Além disso, basta pegar o orçamento do país para perceber que a cada ano as receitas ficam mais comprometidas na origem. O dinheiro que entra já tem destino certo. A margem de manobra dos ministros é mínima. Quando ele vai assinar um cheque, normalmente, o destinatário já chega impresso, sem que ele possa participar em muita coisa além da assinatura. E, para além de tudo isso, o sujeito ainda fica sozinho quando a crise chega, sem ter onde se esconder. Ninguém lhe dá abrigo.
Currículo
Ser ministro é uma experiência excepcional para colocar no currículo. Imagine chegar numa entrevista de emprego dizendo que foi ministro de estado, o segundo cargo mais importante do Poder Executivo da República. Serve até para ganhar votos numa eleição. Mas só vale se você conseguir terminar seu período sem ser preso ou ao menos sem ter sido demitido por causa de algum escândalo.

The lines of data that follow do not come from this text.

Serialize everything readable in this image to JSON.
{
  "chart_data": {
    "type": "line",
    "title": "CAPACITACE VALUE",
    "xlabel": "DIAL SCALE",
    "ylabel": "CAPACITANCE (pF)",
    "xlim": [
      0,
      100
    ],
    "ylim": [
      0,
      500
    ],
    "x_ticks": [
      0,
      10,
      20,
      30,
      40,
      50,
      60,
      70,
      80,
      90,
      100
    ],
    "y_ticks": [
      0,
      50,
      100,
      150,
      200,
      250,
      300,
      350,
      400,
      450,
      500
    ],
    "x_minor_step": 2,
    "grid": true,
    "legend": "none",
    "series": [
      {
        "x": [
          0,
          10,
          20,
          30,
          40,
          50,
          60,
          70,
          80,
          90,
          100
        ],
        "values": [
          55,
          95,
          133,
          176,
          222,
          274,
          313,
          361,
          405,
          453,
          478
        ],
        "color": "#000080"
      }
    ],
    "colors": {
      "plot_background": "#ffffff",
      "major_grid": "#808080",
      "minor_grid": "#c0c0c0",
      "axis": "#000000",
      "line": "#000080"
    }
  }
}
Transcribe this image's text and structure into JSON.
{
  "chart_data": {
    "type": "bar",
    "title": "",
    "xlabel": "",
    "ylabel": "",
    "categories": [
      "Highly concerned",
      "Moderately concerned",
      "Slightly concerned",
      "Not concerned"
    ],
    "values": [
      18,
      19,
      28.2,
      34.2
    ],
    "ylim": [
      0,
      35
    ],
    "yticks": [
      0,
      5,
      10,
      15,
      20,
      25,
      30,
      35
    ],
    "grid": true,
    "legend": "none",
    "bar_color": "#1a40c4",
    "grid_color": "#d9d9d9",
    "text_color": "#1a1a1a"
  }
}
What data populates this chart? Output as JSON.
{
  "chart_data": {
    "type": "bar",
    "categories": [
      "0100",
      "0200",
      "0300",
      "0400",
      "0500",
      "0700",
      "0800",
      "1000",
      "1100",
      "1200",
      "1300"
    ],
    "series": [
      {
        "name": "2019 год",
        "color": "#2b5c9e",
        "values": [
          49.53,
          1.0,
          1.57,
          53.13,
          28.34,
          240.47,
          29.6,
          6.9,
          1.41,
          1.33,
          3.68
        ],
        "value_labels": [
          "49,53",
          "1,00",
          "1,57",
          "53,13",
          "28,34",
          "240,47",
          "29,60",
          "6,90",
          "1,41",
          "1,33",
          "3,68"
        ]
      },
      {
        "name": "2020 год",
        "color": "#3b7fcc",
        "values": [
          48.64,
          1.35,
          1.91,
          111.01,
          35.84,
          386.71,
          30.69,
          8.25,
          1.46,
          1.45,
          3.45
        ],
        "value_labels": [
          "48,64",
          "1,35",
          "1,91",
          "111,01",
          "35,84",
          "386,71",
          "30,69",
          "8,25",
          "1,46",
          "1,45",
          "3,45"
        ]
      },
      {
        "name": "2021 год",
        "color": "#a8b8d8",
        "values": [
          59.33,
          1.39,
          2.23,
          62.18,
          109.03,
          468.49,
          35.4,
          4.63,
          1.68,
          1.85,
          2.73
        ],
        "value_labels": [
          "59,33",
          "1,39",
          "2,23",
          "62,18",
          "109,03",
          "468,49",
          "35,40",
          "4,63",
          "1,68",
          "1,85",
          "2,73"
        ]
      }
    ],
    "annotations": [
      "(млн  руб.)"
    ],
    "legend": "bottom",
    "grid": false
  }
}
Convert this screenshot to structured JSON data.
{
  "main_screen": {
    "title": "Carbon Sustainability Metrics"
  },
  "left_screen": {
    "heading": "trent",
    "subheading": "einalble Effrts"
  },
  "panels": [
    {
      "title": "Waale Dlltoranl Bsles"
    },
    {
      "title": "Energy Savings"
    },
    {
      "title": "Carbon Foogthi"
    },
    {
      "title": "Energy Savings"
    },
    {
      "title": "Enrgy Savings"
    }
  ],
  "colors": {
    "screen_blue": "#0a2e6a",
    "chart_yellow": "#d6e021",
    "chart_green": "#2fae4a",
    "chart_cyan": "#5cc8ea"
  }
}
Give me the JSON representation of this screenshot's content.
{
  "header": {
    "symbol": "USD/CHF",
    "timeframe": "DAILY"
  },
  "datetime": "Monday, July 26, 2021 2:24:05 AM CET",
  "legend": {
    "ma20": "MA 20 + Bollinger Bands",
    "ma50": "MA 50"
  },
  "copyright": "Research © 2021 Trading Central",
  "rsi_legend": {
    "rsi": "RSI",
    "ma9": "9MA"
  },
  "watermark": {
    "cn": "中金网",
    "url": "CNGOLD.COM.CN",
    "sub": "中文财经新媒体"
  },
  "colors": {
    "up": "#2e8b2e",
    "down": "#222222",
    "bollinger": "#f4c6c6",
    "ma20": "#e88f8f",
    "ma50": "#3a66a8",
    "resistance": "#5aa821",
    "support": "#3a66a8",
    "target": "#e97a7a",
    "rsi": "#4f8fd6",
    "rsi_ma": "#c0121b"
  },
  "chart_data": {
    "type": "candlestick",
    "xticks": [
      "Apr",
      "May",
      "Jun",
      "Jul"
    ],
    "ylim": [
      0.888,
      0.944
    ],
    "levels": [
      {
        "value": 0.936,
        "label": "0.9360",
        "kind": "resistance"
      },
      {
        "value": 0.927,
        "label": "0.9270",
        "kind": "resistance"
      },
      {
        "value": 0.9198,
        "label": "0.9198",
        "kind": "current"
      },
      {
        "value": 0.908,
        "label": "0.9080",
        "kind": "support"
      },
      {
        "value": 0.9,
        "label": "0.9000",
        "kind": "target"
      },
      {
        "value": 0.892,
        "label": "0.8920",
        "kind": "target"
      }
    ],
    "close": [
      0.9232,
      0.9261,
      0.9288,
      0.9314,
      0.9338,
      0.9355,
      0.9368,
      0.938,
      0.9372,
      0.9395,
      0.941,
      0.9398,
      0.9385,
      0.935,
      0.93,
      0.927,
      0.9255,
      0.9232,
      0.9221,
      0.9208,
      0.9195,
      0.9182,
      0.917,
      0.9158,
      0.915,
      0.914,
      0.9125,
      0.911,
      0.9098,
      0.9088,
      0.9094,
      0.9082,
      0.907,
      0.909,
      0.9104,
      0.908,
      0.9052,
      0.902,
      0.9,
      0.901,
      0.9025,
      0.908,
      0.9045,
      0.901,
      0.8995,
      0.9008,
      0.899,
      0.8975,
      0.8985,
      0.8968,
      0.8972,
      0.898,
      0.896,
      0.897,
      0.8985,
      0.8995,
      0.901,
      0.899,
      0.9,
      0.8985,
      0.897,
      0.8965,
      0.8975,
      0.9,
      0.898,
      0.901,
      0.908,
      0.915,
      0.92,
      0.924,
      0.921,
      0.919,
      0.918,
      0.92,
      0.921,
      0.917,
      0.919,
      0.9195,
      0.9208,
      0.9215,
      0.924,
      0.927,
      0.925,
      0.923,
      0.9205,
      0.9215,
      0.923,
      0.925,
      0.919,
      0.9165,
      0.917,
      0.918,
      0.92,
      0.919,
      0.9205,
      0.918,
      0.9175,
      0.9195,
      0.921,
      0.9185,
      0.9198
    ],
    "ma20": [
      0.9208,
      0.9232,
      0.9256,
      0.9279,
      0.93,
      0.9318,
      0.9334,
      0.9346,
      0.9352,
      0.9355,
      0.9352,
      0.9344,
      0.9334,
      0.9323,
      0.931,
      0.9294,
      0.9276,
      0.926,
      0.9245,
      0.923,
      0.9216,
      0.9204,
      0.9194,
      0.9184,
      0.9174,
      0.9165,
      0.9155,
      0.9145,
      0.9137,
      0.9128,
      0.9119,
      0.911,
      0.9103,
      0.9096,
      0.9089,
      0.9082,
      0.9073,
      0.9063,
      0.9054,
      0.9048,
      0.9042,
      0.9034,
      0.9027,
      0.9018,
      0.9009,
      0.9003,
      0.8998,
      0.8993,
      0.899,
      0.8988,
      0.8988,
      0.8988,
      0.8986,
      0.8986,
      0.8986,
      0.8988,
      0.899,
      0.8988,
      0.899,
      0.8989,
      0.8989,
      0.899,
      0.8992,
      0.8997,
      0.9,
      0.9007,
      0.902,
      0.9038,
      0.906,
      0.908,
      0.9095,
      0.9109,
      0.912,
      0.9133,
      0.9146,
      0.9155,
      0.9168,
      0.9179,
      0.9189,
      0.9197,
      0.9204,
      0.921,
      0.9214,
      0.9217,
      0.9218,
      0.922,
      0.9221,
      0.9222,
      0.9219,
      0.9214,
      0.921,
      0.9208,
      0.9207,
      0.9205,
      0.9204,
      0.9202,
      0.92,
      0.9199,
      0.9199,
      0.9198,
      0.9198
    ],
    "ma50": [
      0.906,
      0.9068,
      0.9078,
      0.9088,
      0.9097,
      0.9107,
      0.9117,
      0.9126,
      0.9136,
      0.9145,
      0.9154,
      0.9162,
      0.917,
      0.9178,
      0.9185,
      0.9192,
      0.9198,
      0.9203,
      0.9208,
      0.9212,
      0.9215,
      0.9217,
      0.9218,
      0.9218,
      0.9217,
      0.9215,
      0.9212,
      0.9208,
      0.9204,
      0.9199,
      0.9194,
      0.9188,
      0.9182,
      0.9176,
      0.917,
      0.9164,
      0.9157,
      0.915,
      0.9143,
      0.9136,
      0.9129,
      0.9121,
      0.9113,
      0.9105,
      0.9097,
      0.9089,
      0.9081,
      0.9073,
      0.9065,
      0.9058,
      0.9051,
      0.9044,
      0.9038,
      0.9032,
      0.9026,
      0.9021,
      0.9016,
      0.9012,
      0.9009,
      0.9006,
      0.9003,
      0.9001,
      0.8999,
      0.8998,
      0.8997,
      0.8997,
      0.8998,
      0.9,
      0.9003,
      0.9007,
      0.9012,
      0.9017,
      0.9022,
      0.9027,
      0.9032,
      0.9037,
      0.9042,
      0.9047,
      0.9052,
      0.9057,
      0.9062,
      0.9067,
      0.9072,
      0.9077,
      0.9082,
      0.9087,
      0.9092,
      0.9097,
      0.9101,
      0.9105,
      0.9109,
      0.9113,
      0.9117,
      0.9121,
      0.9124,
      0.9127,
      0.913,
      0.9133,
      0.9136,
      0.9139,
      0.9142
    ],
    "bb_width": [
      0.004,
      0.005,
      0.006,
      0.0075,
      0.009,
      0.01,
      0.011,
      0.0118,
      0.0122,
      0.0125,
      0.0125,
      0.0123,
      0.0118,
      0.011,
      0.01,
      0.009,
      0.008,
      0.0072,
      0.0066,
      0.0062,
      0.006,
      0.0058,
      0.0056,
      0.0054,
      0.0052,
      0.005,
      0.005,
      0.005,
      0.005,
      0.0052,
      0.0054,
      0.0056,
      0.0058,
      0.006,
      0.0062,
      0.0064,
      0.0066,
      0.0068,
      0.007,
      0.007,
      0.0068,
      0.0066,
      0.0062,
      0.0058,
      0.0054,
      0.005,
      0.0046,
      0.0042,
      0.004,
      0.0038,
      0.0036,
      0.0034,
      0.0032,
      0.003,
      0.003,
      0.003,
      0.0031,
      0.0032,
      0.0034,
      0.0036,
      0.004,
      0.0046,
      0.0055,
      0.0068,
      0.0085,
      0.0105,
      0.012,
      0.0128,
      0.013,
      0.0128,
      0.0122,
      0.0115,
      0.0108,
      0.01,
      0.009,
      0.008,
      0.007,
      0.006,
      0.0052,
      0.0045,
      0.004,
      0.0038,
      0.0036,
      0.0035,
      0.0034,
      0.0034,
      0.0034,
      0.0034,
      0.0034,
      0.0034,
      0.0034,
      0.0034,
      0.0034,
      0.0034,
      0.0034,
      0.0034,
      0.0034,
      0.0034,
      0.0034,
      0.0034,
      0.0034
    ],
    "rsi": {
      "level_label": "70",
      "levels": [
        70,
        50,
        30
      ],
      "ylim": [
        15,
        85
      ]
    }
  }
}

Ajuda também se antes de ter sido demitido você não tiver passado semanas sendo fritado publicamente pelo chefe que tenta evitar o desgaste político de lhe demitir, esperando que você se demita.
Esqueçam de mim
Ministro não tem onde mergulhar quando a situação complica. Os colegas em outros ministérios, que não estão em número suficiente para disfarçar sua existência, querem mais é que você se complique mesmo, porque é comum que eles também precisem de um alívio dos holofotes e das cobranças habituais por resultados e verbas sobre as quais eles vivem fingindo que ainda têm controle. Quanto menos as pessoas lembrarem que os ministros existem, melhor para os ministros. É a realidade da maioria.
Anunciou…
Um exemplo muito claro de tudo o que foi dito aqui é o de Juscelino Filho. Passou mais de um ano sendo fritado, virou manchete em jornais nacionais várias vezes por investigações de falcatruas que teria cometido quando estava exercendo o cargo de deputado federal. Ao virar ministro, suas relações familiares vieram à tona, o destino das emendas de quando era parlamentar ficou em evidência e todo mundo queria descobrir algum escorregão novo dele para publicar. Depois de ser demitido, volta à Câmara e desaparece. Nunca mais se soube de seus processos. Se um dia chegar a ser condenado vai haver quem pergunte: “esse era quem mesmo?”.
…virou manchete
Não é por acaso que o primeiro nome indicado, escolhido e anunciado pelo governo para substituir Juscelino no ministério das Comunicações, Pedro Lucas (UB/MA), mandou agradecer e avisou que preferia continuar deputado. Bastou o nome dele ser cogitado para sua trajetória começar a ser escrutinada. Ele pulou fora rápido e mergulhou entre os colegas de Câmara para desaparecer o mais rápido possível. O novo ministro, confirmado por Lula (PT), mal assinou o termo de posse e já tinha uma manchete dizendo assim sobre ele: “Frederico de Siqueira Filho é réu em ação por improbidade administrativa e empregou o primo da esposa em estatal”. Ele não era deputado, então topou o ministério, mas o preço é alto.
Sonho
Há uma frase que este colunista ouviu de um parlamentar e fez ainda mais sentido após a recusa do deputado Pedro Lucas ao convite de Lula para ocupar um prédio da Esplanada: “É melhor ser deputado do que ser ministro e é melhor ser presidente da Câmara do que ser governador na maioria dos estados”. O ideal seria um cenário em que o Legislativo legisla e o Executivo executa, que houvesse mobilidade do orçamento para direcionar às áreas que realmente precisam no país e que os agentes públicos fossem tão honestos ao ponto de não temerem as manchetes de jornal. Mas aí é pedir demais.